Все не случайно - Алентова Вера. Страница 2

Детство

Мой Север

Я родилась на Русском Севере и прожила там пять с небольшим лет. Потом еще четырнадцать вместе с мамой колесила по стране, жила в разных городах нашего огромного Советского Союза: на Украине, в Узбекистане, в средней полосе России. Наконец, я остановилась в столице и задержалась в ней надолго. В Москве прошла вся моя сознательная жизнь, появились на свет моя дочь и внуки, но Север никогда не покидал меня: он притаился и неизменно присутствовал в моей жизни, пусть и странным образом. Он отзывался в сердце, когда приходилось слышать: «Архангельск», «Вычегда», «Котлас», «Северная Двина», «Вологда», «Великий Устюг», «Сухона», «Печора»… Или, например, «шанежки», «вологодское масло»…

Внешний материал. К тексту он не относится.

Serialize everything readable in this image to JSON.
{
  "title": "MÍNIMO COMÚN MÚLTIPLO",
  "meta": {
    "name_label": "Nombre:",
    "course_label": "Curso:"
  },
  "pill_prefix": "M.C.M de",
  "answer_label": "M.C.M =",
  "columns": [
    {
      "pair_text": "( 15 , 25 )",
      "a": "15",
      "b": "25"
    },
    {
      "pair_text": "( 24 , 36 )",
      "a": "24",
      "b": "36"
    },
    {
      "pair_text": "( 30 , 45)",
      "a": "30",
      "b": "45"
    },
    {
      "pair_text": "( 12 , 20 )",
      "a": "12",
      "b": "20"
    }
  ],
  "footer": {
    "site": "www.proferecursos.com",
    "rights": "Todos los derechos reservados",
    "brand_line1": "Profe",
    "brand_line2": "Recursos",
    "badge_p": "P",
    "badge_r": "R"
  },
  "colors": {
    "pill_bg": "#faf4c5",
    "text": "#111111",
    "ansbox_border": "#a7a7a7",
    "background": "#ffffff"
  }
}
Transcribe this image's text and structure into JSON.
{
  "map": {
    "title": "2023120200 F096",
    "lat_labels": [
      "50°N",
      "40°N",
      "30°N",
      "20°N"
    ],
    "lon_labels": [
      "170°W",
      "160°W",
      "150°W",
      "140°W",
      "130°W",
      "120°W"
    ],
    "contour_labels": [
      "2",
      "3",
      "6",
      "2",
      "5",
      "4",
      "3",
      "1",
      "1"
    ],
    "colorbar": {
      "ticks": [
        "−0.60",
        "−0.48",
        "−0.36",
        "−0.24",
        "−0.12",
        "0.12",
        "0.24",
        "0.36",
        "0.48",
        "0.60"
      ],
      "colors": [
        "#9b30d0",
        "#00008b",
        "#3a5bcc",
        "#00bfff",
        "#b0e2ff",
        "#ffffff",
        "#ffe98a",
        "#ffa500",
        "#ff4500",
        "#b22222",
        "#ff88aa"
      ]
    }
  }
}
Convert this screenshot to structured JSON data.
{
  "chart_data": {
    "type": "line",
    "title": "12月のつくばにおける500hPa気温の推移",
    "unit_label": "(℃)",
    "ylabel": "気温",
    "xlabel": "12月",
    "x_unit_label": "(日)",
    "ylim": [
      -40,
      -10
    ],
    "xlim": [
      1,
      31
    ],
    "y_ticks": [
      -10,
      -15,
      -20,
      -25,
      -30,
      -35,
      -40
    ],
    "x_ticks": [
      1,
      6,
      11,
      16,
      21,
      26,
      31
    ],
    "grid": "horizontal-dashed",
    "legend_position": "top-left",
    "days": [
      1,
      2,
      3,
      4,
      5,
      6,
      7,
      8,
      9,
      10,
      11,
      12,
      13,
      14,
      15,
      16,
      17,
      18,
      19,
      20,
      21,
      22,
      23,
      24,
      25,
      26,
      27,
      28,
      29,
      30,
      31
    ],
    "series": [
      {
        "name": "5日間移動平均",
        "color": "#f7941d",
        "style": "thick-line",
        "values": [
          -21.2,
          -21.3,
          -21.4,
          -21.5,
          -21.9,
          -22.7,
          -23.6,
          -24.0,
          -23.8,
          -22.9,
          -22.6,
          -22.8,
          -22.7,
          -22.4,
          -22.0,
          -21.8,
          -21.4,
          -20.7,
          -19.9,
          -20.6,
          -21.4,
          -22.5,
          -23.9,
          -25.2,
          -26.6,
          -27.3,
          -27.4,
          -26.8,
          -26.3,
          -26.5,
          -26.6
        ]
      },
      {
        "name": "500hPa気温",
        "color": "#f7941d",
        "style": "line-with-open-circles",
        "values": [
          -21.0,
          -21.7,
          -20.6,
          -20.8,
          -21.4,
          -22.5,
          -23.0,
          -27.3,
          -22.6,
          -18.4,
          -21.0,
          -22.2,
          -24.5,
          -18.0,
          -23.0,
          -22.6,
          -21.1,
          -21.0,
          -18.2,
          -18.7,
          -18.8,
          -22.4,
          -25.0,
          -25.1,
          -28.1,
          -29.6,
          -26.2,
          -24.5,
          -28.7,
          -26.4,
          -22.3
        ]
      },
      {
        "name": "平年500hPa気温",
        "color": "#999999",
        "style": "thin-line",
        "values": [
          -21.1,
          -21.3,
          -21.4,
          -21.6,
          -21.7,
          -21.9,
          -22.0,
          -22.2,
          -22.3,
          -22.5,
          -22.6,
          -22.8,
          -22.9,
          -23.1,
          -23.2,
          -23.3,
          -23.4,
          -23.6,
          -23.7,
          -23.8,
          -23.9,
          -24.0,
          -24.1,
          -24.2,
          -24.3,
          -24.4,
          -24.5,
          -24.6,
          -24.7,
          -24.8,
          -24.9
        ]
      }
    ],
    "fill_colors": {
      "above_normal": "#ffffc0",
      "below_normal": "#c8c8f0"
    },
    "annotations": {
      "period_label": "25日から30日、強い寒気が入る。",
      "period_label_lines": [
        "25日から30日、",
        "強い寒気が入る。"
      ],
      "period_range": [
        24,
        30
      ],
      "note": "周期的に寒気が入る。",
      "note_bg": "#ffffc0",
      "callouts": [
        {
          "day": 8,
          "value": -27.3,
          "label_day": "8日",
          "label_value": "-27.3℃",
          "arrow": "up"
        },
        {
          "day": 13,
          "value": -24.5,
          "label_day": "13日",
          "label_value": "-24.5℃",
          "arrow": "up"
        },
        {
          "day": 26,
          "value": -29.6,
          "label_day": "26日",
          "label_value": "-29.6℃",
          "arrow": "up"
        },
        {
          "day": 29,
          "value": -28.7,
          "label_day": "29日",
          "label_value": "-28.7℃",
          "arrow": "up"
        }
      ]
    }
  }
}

В памяти не возникали образы, эти названия обозначающие, – это просто были знакомые слова, от которых на душе становилось тепло. Их я слышала от мамы, когда была совсем маленькой, а потом, пусть и нечасто, они могли прозвучать с телеэкрана, попадались в книгах – и всегда были родными. А если их произносил случайный человек, то и он сразу становился ближе, хотелось узнать о нем больше – я даже могла поделиться с таким человеком сокровенным переживанием.

Северная Русь жила во мне всегда, я считала ее своей малой Родиной. Не раз мне выпадала возможность почувствовать гордость за свои корни, так случилось однажды в Бельгии.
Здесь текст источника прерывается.